2011 – Donald Julien of the Confederacy of Mainland Mi’kmaq officiates at a ribbon cutting ceremony to open Dalhousie University’s Native Education Counselling Unit on South Street in Halifax, Nova Scotia.

2016 – Descendants of Joseph and Kate Michael and Noel and Judina Marshall, who vanished during a canoe trip from Eskasoni to Big Pond in 1936, gather to lay the spirits of their ancestors to rest. Retired RCMP officer Joe Michael investigated their disappearance but refrained from disclosing details, choosing instead to focus on a celebration of their lives.
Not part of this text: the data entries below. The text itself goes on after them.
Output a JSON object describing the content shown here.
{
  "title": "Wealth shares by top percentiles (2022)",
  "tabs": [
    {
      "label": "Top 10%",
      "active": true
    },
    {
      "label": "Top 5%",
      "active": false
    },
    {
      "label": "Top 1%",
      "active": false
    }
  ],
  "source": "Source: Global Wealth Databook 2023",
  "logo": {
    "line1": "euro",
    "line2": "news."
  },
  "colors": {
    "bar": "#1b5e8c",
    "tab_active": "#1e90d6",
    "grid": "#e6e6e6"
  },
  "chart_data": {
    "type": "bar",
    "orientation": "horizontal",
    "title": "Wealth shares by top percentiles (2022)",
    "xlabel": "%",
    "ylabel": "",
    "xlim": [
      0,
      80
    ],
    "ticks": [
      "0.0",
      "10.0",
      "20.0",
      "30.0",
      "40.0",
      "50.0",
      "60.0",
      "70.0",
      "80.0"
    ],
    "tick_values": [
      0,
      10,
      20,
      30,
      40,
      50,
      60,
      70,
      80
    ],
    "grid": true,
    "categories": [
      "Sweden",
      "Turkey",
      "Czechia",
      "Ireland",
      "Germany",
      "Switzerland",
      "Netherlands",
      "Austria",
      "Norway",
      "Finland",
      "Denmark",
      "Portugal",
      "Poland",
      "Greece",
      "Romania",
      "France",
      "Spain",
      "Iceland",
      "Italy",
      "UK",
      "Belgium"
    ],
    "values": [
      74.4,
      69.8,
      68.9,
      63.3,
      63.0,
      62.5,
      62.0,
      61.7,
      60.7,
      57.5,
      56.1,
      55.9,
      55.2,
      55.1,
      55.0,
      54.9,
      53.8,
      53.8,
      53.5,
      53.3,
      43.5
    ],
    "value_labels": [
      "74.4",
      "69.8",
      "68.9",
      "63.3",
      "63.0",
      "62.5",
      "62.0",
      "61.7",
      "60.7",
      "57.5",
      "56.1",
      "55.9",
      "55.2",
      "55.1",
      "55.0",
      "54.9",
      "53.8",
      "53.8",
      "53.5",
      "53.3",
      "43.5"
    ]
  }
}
A monument in their honour is planned to be unveiled in March 2017.

29 –
1983 – Mi’kmaw Tannery, the first commercial smoke tannery, opens in Gander, operated by the Glenwood band of Newfoundland.
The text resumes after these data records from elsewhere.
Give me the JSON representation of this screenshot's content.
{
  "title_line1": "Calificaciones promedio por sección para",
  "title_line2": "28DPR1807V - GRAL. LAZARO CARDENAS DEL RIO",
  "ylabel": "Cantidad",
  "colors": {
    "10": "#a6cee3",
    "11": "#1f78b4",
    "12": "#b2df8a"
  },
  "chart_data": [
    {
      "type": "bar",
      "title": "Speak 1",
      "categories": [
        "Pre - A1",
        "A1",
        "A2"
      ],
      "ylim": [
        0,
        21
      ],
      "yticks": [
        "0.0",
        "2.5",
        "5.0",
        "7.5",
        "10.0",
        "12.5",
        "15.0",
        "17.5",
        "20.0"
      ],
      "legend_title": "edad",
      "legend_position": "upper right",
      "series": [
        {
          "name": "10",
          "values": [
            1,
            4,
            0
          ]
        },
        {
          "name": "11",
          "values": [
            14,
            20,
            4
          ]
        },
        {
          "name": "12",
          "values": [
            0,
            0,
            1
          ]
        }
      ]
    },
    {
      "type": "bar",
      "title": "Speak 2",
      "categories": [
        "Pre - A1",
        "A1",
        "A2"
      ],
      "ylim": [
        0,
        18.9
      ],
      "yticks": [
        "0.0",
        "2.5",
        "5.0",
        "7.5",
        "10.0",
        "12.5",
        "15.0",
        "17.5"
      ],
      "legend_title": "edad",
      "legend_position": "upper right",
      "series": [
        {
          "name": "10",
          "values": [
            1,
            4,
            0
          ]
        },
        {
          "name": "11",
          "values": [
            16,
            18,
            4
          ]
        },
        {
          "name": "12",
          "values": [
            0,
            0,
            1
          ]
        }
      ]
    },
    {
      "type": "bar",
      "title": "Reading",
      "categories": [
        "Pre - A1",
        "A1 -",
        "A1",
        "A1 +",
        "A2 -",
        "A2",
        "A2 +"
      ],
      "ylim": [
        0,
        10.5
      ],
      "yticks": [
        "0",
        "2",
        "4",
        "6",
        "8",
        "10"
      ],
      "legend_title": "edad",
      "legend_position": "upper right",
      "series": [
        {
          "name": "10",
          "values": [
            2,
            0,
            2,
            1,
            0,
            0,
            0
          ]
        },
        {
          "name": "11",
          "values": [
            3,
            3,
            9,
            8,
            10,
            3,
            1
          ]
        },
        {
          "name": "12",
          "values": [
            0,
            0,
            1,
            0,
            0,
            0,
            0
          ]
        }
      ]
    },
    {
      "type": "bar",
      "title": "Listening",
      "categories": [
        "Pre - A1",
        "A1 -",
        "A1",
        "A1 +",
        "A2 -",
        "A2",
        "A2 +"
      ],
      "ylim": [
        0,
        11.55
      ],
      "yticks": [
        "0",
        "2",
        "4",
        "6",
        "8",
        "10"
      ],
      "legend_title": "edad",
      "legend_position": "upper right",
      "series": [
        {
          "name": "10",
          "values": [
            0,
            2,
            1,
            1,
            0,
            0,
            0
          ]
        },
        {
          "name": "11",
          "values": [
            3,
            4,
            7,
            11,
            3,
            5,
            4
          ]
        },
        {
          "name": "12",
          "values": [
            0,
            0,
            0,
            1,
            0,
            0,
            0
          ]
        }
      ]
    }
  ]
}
1993 – Representatives of the Mi’kmaq meet with Parks Canada officials at Kejimkujik National Park to discuss designation of rock carvings at the Park. These petroglyphs constitute one of the largest such sites in North America.
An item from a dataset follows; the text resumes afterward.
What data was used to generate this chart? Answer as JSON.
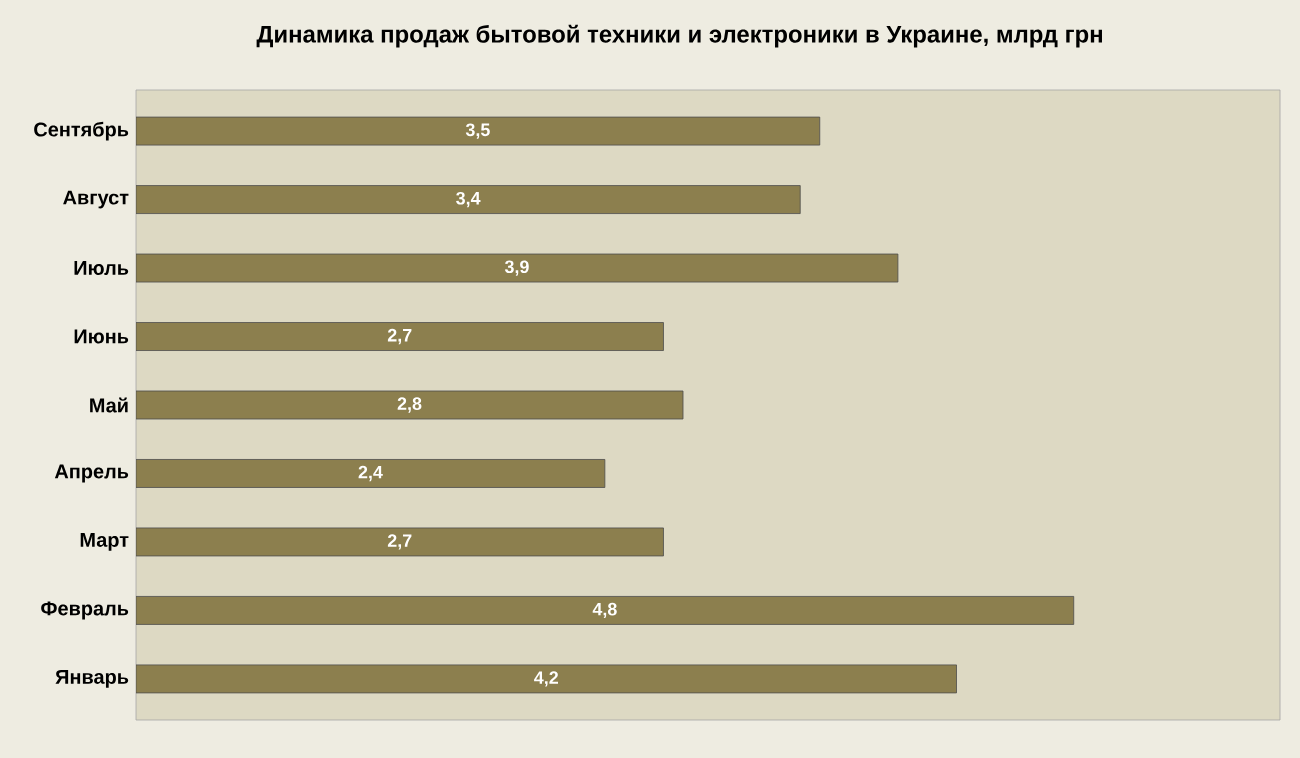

2016 – Mi’kmaw lawyer, ethnobotanist, and CBU Indigenous Studies professor Tuma Young is the featured interview on CBC Radio’s Information Morning today. The series showcases the lives of significant Unama’ki leaders.

30 –
1971 – September’s Micmac News quotes linguist Paul Proulx as saying “being a Micmac today is like having all the history of North America written in German. The first thing that happens is a sense of alienation and foreignness about your own culture and identity.”

2001 – First Nations Art Gallery opens at the Art Gallery of Nova Scotia.

2016 – As their water crisis continues, Potlotek receives 24 pallets of 4-litre water jugs through the efforts of Eskasoni, Crane Cove Seafoods, and Big 8 Beverages Ltd. In explaining why Eskasoni is helping the other community Chief Leroy Denny says, “The people of Potlotek have always been good to us, especially during the annual St. Anne Mission in late July. Their homes have always been open during Mission time.”